Die Jury war «getürkt»
Wer in aller Herr-Gott’s-Namen ist Alfred Heer? War der für einen Swiss-Award nominiert? Wohl nicht, da er sich just zu diesem Thema geäussert hat.
«Die Jury war getürkt» – wie hätte es anders sein können – noch schlimmer wäre es gewesen wenn die Jury «gemuslimt» oder gar «genigerianert» gewesen wäre. Aber es waren ja nur die Türken – und die gehören in die EU – das ist an und für sich schon ein Skandal.
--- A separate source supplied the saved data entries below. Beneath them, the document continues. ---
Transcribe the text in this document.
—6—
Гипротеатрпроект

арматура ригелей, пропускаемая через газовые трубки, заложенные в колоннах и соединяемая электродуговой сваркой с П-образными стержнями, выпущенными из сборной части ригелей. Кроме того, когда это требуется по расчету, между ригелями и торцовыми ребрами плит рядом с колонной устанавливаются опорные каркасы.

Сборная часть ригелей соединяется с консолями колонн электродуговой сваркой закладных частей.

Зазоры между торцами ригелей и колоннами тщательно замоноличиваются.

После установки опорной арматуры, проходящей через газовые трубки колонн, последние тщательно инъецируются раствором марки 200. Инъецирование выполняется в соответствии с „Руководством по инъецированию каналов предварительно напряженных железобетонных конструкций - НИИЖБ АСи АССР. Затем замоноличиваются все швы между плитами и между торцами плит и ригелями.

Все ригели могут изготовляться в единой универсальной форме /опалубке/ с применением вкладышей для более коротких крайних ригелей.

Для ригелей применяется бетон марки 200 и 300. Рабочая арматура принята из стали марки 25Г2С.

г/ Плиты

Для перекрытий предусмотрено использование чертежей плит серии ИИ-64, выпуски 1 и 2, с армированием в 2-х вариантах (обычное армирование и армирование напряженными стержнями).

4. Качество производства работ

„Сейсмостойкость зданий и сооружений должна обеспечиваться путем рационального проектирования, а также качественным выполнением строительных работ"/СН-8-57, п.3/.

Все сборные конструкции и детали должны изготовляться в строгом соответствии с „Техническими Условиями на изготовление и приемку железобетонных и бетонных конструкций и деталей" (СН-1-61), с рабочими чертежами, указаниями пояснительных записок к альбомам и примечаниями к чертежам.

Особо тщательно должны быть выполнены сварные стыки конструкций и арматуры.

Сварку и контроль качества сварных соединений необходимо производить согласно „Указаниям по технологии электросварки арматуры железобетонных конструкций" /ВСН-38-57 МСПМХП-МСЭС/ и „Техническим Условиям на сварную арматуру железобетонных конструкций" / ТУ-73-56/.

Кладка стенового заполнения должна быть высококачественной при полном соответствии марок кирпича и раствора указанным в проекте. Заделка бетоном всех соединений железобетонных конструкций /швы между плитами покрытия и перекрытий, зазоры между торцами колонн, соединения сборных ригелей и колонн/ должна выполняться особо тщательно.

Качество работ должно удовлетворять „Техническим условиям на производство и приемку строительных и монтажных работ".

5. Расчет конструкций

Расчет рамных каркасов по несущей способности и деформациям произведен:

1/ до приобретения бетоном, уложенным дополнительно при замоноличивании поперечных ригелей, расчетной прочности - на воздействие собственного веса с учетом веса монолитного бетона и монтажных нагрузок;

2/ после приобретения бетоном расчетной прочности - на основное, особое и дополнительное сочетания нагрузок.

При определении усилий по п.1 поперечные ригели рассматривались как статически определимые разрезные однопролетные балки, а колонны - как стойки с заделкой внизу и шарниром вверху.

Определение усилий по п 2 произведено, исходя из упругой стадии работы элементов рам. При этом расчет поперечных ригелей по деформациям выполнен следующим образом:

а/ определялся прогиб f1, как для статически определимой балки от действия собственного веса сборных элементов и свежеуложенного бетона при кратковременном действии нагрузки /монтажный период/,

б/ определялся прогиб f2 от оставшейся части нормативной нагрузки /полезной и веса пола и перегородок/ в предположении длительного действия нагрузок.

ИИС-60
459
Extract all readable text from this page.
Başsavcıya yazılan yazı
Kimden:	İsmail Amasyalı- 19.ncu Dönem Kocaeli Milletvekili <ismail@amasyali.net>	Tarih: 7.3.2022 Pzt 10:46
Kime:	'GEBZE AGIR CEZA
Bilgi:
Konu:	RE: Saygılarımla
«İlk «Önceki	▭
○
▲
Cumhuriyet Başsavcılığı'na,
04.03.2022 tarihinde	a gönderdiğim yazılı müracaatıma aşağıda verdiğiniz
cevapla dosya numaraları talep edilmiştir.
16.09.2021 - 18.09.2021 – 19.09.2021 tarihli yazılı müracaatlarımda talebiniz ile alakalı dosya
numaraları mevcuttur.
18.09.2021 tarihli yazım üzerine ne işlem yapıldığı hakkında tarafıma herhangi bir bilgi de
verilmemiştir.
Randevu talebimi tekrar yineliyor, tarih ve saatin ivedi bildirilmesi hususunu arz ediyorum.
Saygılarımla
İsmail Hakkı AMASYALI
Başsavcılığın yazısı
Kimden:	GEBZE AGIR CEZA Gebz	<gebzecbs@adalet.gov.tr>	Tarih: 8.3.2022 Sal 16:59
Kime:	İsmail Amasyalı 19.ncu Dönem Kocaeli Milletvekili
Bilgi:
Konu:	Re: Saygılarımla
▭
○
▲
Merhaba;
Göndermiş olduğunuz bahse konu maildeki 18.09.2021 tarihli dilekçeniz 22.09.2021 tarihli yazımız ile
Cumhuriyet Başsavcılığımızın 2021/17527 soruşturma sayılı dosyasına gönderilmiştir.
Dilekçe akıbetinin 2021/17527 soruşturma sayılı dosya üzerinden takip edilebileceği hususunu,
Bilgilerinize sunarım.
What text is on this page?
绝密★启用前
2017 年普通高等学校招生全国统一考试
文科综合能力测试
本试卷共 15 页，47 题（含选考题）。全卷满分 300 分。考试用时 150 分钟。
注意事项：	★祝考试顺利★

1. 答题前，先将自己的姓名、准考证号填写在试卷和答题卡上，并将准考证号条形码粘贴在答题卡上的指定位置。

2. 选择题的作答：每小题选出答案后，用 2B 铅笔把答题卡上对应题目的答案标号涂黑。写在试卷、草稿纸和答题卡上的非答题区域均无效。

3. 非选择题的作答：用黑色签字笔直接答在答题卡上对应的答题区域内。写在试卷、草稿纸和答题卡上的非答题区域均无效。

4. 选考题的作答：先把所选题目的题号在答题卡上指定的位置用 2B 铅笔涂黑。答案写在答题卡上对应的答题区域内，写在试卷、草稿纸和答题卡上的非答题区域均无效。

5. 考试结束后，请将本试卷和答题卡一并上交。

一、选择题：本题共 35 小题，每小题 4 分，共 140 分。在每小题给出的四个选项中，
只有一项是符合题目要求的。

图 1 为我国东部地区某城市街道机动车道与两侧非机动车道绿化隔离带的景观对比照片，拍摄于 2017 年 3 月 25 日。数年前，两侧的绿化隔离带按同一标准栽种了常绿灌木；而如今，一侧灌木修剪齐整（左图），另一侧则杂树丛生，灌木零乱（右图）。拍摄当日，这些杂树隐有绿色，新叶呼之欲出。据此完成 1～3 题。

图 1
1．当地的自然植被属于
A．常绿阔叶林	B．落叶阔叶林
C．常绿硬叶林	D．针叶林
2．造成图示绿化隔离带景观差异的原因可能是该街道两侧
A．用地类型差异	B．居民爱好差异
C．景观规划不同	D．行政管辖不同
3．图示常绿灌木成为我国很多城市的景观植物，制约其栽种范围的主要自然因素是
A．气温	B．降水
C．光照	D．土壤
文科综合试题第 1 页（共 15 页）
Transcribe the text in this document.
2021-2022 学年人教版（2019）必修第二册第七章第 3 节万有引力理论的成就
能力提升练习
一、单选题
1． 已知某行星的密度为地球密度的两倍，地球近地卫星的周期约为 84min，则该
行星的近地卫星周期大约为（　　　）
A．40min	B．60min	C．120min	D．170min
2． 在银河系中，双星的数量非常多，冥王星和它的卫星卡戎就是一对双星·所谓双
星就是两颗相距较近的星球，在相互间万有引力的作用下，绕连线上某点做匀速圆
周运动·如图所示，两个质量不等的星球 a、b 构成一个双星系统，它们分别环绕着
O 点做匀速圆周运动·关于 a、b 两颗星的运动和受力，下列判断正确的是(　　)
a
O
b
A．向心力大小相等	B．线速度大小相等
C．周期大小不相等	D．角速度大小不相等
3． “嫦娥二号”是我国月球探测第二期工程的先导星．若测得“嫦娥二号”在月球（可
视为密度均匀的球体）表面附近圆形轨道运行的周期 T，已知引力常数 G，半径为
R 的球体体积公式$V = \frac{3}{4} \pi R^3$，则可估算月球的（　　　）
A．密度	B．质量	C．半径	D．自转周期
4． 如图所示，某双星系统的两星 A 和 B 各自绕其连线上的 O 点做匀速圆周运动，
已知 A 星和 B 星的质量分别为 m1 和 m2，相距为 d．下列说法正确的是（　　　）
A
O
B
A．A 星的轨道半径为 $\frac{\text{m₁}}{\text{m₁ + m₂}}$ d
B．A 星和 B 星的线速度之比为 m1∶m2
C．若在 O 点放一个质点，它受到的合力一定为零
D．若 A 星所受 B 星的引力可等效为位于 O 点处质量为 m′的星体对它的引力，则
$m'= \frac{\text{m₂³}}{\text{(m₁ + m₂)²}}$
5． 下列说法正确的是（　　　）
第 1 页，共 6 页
Ich unterstütze das Ansinnen von Alfred Heer, dass in Zukunft nicht nur Linke Politiker und Künstler nominiert werden – sondern «… im Verhältnis zur Grösse der SVP» auch rechte Kunstschaffende und Politker nominiert werden. Gölä mit den «Schnäuzen» oder Paul Accola (der hätte es doch auch mal verdient als Baggerfahrer des Jahres ausgezeichnet zu werden). Zumindest ein Diplom hätte zum Beispiel auch Yvette Estermann verdient als Integrierte des Jahres oder Walter Wobmann wahlweise als (S)turmspitze oder als Töfflifahrer des Jahres. Ulrich Schlüer als Füchsli des Jahres … ach die Liste wäre so lange.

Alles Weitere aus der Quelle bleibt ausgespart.